Section 5 RCBD Example: R
Here are step-by-step instructions for how to incorporate spatial covariates into analysis of a field experiment that uses a randomized complete block design. Several techniques are explored:
Load the NIN data if it is not already in your R environment:
data("stroup.nin")
Nin <- stroup.nin %>% mutate(col.width = col * 1.2,
row.length = row * 4.3) %>%
fill(rep, .direction = "up") %>% arrange(col, row)
Nin_na <- filter(Nin, !is.na(yield))
Nin_spatial = Nin_na
coordinates(Nin_spatial) <- ~ col.width + row.length
Once spatial auto-correlation has been identified in field trials, the next step is to employ a modeling technique that will reduce the impact of spatial variation on the final estimates from the analysis.
5.1 Prep work
The first thing is to run a standard linear model. A common model specification for the randomized complete block design (RCBD) is to include cultivar as a fixed effect and block as a random effect.
library(nlme); library(emmeans)
nin_lme <- lme(yield ~ gen, random = ~1|rep,
data = Nin,
na.action = na.exclude)
# extract the least squares means for variety
preds_lme <- as.data.frame(emmeans(nin_lme, "gen"))
The variables “gen” refers to the cultivar or breeding line being trialled, and “rep” is the block, and the dependent variable, “yield” is grain yield.

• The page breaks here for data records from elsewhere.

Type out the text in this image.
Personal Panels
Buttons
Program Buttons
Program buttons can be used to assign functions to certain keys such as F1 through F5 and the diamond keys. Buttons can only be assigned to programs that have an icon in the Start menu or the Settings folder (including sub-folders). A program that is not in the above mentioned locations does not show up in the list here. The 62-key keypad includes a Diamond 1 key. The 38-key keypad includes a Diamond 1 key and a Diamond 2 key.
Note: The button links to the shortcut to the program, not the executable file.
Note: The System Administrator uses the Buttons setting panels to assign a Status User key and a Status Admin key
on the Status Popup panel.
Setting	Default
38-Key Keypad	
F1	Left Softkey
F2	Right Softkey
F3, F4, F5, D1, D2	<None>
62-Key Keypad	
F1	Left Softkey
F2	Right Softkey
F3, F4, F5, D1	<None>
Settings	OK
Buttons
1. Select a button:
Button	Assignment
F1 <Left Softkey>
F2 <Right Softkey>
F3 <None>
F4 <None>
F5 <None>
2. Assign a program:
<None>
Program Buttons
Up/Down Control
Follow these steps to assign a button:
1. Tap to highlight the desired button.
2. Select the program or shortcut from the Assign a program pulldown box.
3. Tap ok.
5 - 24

Basic exploratory analysis of this data set was conducted in 4.
5.3 Row/Column Trends:
The package lme4 is used since it can handle multiple random effects while nlme cannot do this without nesting the effects. I prefer nlme for linear modeling in this tutorial because of its built-in functionality for including spatial variation.
# variables specifying row and column as factors are needed
Nin$colF <- as.factor(Nin$col)
Nin$rowF <- as.factor(Nin$row)
nin_trend <- lmer(yield ~ gen + (1|rep) + (1|colF) + (1|rowF),
data = Nin,
na.action = na.exclude)
preds_trend <- as.data.frame(emmeans(nin_trend, "gen"))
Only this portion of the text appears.